DigiFT, a Singapore-based fintech company, introduces US Treasury bill depository receipt (DR) tokens. These tokens enable fractional ownership of US Treasury bills, making traditional debt market investments accessible to a wider range of investors. The DR structure provides direct ownership of underlying assets and returns, ensuring transparency and investor protection. DigiFT's commitment to expanding traditional financial assets in Web3 aligns with Moody's observations of growing tokenized fund values, driven particularly by U.S. treasury tokenization.
DigiFT Transforms US Treasury Bill Investing with DR Tokens
Singapore, 2023 - DigiFT, a pioneering fintech company based in Singapore, has revolutionized the investment landscape by introducing US Treasury bill depository receipt (DR) tokens. This groundbreaking offering empowers investors with the ability to own fractional shares of US Treasury bills without the need for substantial upfront capital, unlocking the doors to the traditionally exclusive US debt market for a broader investor base.
DigiFT's DR model redefines asset ownership, allowing investors to directly acquire underlying assets and reap the rewards in a transparent and investor-centric manner. Henry Zhang, CEO of DigiFT, emphasizes the company's unwavering commitment to expanding the spectrum of traditional financial assets in the Web3 domain through the DR model, prioritizing investor protection and regulatory compliance.
Regulatory compliance is a cornerstone of DigiFT's operations, ensuring investors' peace of mind and streamlining the investment process. The company vigilantly ensures the regulation of its DR tokens, rendering the investment process more accessible and comprehensible for investors.

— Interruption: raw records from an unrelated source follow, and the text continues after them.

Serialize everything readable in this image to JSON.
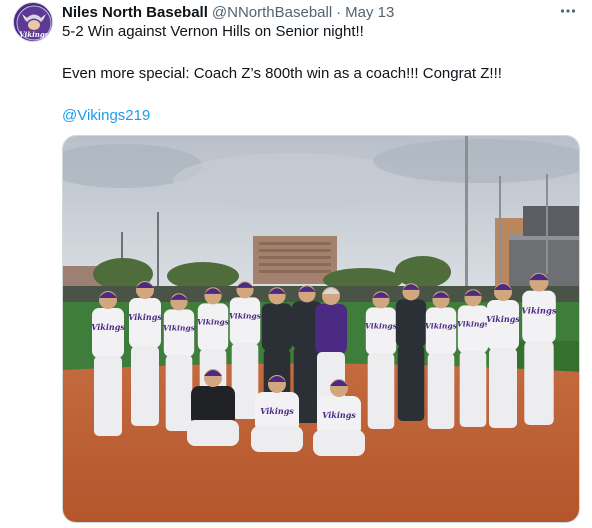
{
  "tweet": {
    "author": {
      "display_name": "Niles North Baseball",
      "handle": "@NNorthBaseball",
      "avatar_text": "Vikings"
    },
    "separator": "·",
    "date": "May 13",
    "text_line_1": "5-2 Win against Vernon Hills on Senior night!!",
    "text_line_2": "Even more special: Coach Z’s 800th win as a coach!!! Congrat Z!!!",
    "mention": "@Vikings219",
    "media": {
      "description_type": "photo",
      "jersey_text": "Vikings",
      "colors": {
        "sky": "#c9cfd6",
        "dirt": "#c0643a",
        "turf": "#3f7d3a",
        "jersey": "#f2f2f4",
        "team_purple": "#4b2a83"
      }
    }
  },
  "icons": {
    "more": "more-horizontal-icon"
  }
}
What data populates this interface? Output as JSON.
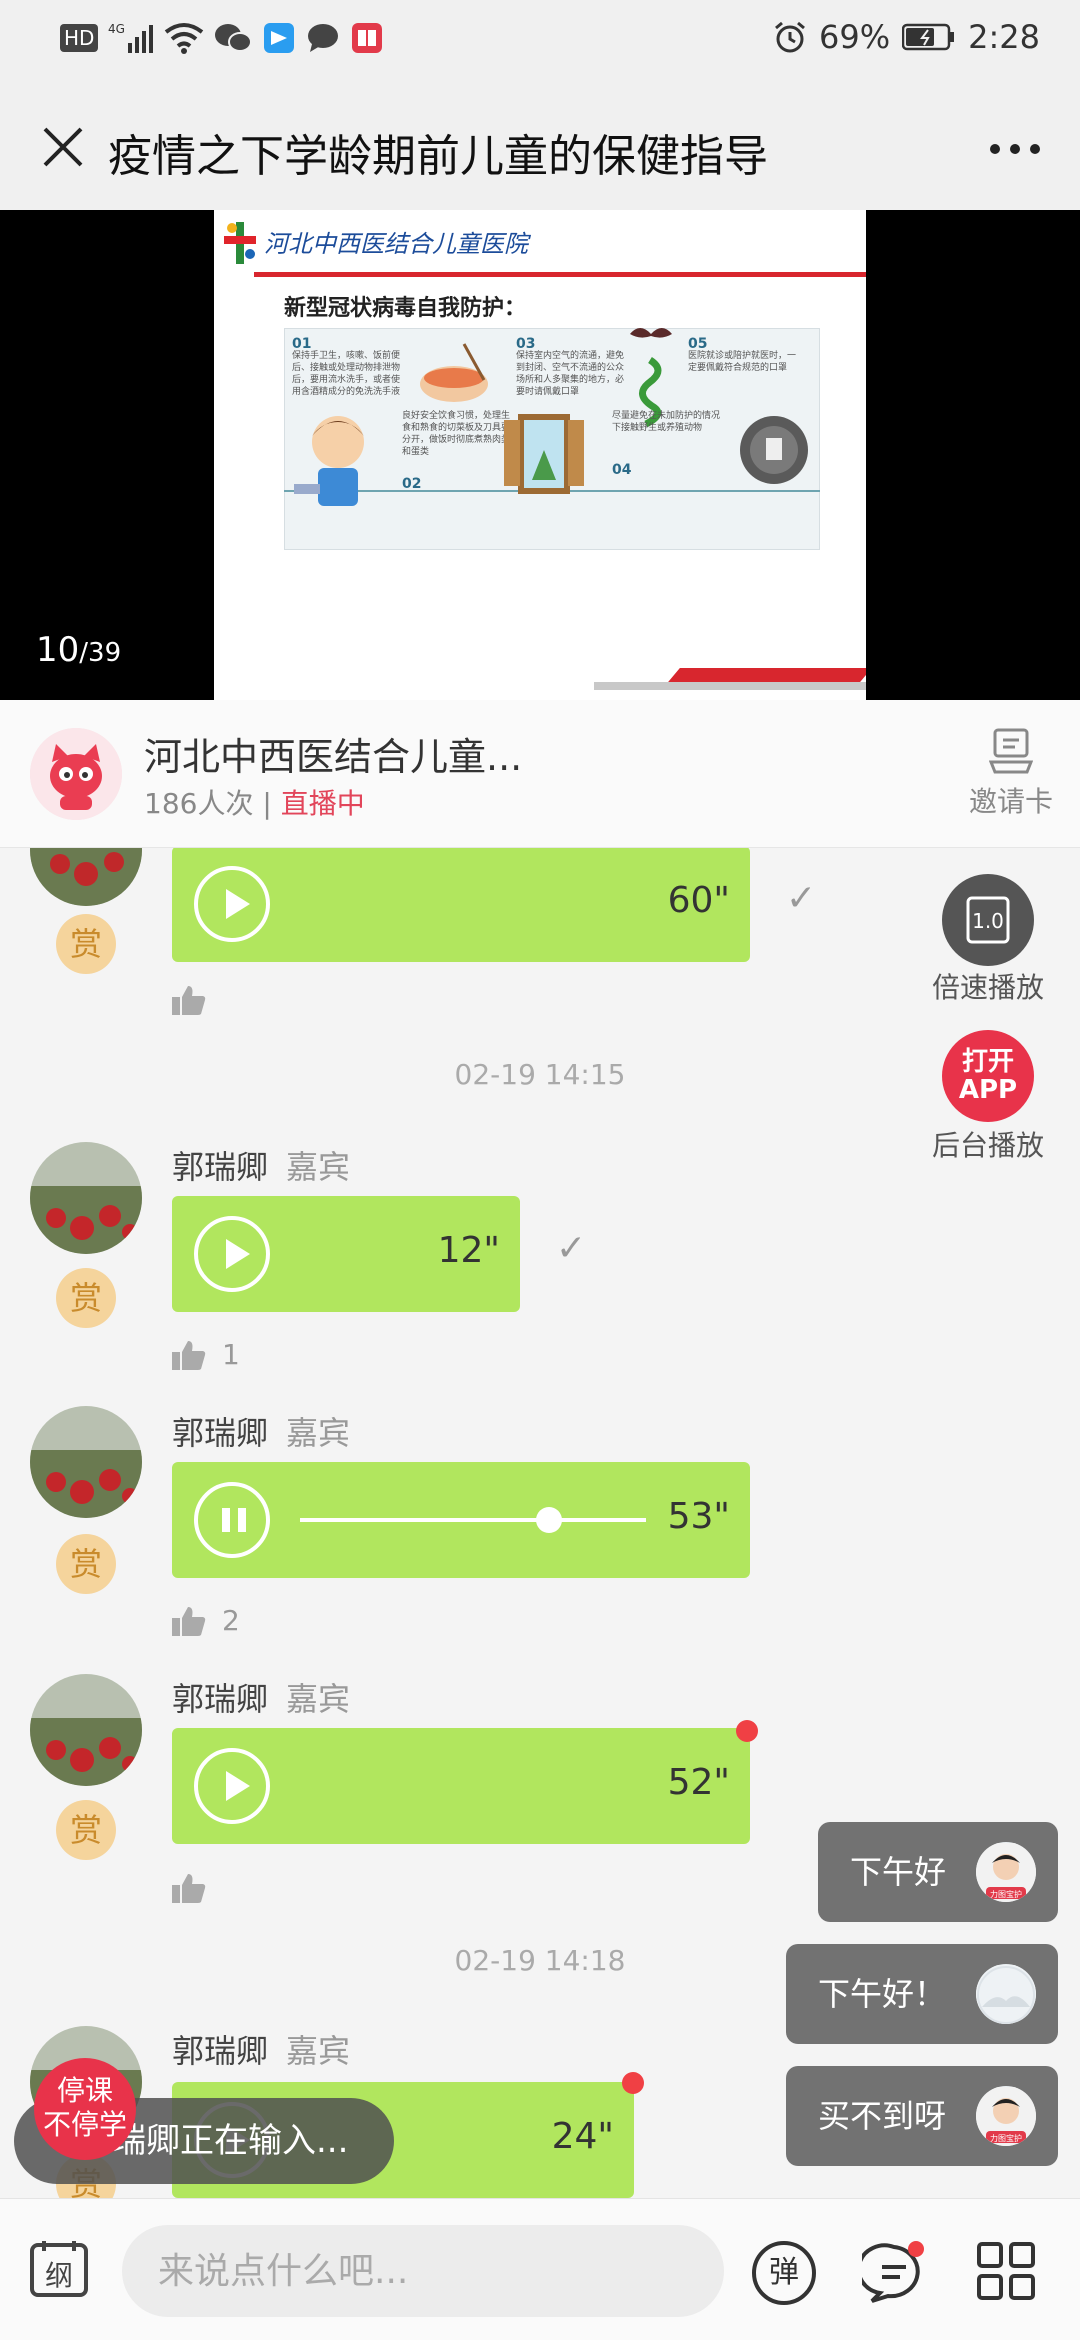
{
  "status_bar": {
    "network": "HD",
    "signal": "4G",
    "alarm_icon": "alarm-clock-icon",
    "battery": "69%",
    "time": "2:28"
  },
  "title_bar": {
    "title": "疫情之下学龄期前儿童的保健指导"
  },
  "video": {
    "slide_org": "河北中西医结合儿童医院",
    "slide_heading": "新型冠状病毒自我防护：",
    "slide_cells": [
      {
        "num": "01",
        "text": "保持手卫生，咳嗽、饭前便后、接触或处理动物排泄物后，要用流水洗手，或者使用含酒精成分的免洗洗手液"
      },
      {
        "num": "03",
        "text": "保持室内空气的流通，避免到封闭、空气不流通的公众场所和人多聚集的地方，必要时请佩戴口罩"
      },
      {
        "num": "05",
        "text": "医院就诊或陪护就医时，一定要佩戴符合规范的口罩"
      },
      {
        "num": "02",
        "text": "良好安全饮食习惯，处理生食和熟食的切菜板及刀具要分开，做饭时彻底煮熟肉类和蛋类"
      },
      {
        "num": "04",
        "text": "尽量避免在未加防护的情况下接触野生或养殖动物"
      }
    ],
    "page_current": "10",
    "page_total": "/39"
  },
  "host": {
    "name": "河北中西医结合儿童...",
    "viewers": "186人次",
    "separator": " | ",
    "status": "直播中",
    "invite_label": "邀请卡"
  },
  "messages": [
    {
      "type": "voice",
      "duration": "60\"",
      "sent_check": true,
      "likes": ""
    },
    {
      "type": "timestamp",
      "text": "02-19 14:15"
    },
    {
      "type": "voice",
      "sender": "郭瑞卿",
      "role": "嘉宾",
      "duration": "12\"",
      "sent_check": true,
      "likes": "1"
    },
    {
      "type": "voice",
      "sender": "郭瑞卿",
      "role": "嘉宾",
      "duration": "53\"",
      "playing": true,
      "progress": 0.72,
      "likes": "2"
    },
    {
      "type": "voice",
      "sender": "郭瑞卿",
      "role": "嘉宾",
      "duration": "52\"",
      "unread": true,
      "likes": ""
    },
    {
      "type": "timestamp",
      "text": "02-19 14:18"
    },
    {
      "type": "voice",
      "sender": "郭瑞卿",
      "role": "嘉宾",
      "duration": "24\"",
      "unread": true
    }
  ],
  "tip_badge": "赏",
  "side_controls": {
    "speed_value": "1.0",
    "speed_label": "倍速播放",
    "open_app_line1": "打开",
    "open_app_line2": "APP",
    "bg_play_label": "后台播放"
  },
  "floating_comments": [
    {
      "text": "下午好"
    },
    {
      "text": "下午好！"
    },
    {
      "text": "买不到呀"
    }
  ],
  "floating_avatar_caption": "力图宝护",
  "typing": {
    "text": "郭瑞卿正在输入...",
    "badge_line1": "停课",
    "badge_line2": "不停学"
  },
  "bottom_bar": {
    "outline_label": "纲",
    "input_placeholder": "来说点什么吧...",
    "danmu_label": "弹"
  },
  "colors": {
    "voice_bubble": "#b1e65e",
    "live_red": "#e2455a",
    "tip_badge": "#f5d49c",
    "unread_dot": "#f04044"
  }
}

DigiFT's US Treasury Tokens (DRUST) represent the inaugural offering under the DR structure, directly backed by AA+ rated, highly liquid, and short-term US Treasury Bills. Institutional and accredited investors can conveniently access DRUST via their authorized self-custodial wallets using fiat or stablecoins, benefiting from a regulatory-compliant treasury and cash management solution.
Established in 2021, DigiFT has actively participated in the Monetary Authority of Singapore's FinTech Regulatory Sandbox. In December 2023, the company secured the Capital Markets Services (CMS) license and recognition as a Recognized Market Operator (RMO), attesting to its regulatory adherence and commitment to best practices.
Moody's, a highly respected investment risk assessment firm, has meticulously documented a surge in the value of tokenized funds since the dawn of 2023, reaching approximately $800 million, primarily driven by the tokenization of U.S. treasuries. The integration of diverse asset classes onto public and private blockchains has gained significant traction. Notable examples include Franklin Templeton's expansion of its U.S. Government Money Fund onto the Polygon blockchain, Backed Finance's launch of a tokenized short-term U.S. treasury bond ETF, and UBS Asset Management's deployment of a tokenized money market fund on the Ethereum blockchain.
Moody's astutely highlights the potential merits of tokenized MMFs, which judiciously combine stability with technological advancements. Tokenization enhances market liquidity, accessibility, and transparency through automation and smart contracts, while simultaneously reducing costs.
The expansion of tokenized funds continues apace, with Moody's acknowledging the efficiency and efficacy of blockchain-based tokenized funds for investing in government bonds and funds. This trend signifies untapped market potential and offers a plethora of advantages. Tokenization enables increased market liquidity, reduced costs, fractional ownership, diminished reliance on intermediaries, expedited settlement times, streamlined automation via smart contracts, and enhanced transparency. The increasing adoption of blockchain-based tokenized funds is widely regarded as a positive development in the financial markets, creating novel opportunities for investors and augmenting the overall efficiency of investing in conventional financial assets. The tokenization of assets, encompassing US Treasury bills and government bonds, opens up a realm of possibilities for investors seeking to diversify their portfolios and access previously inaccessible markets.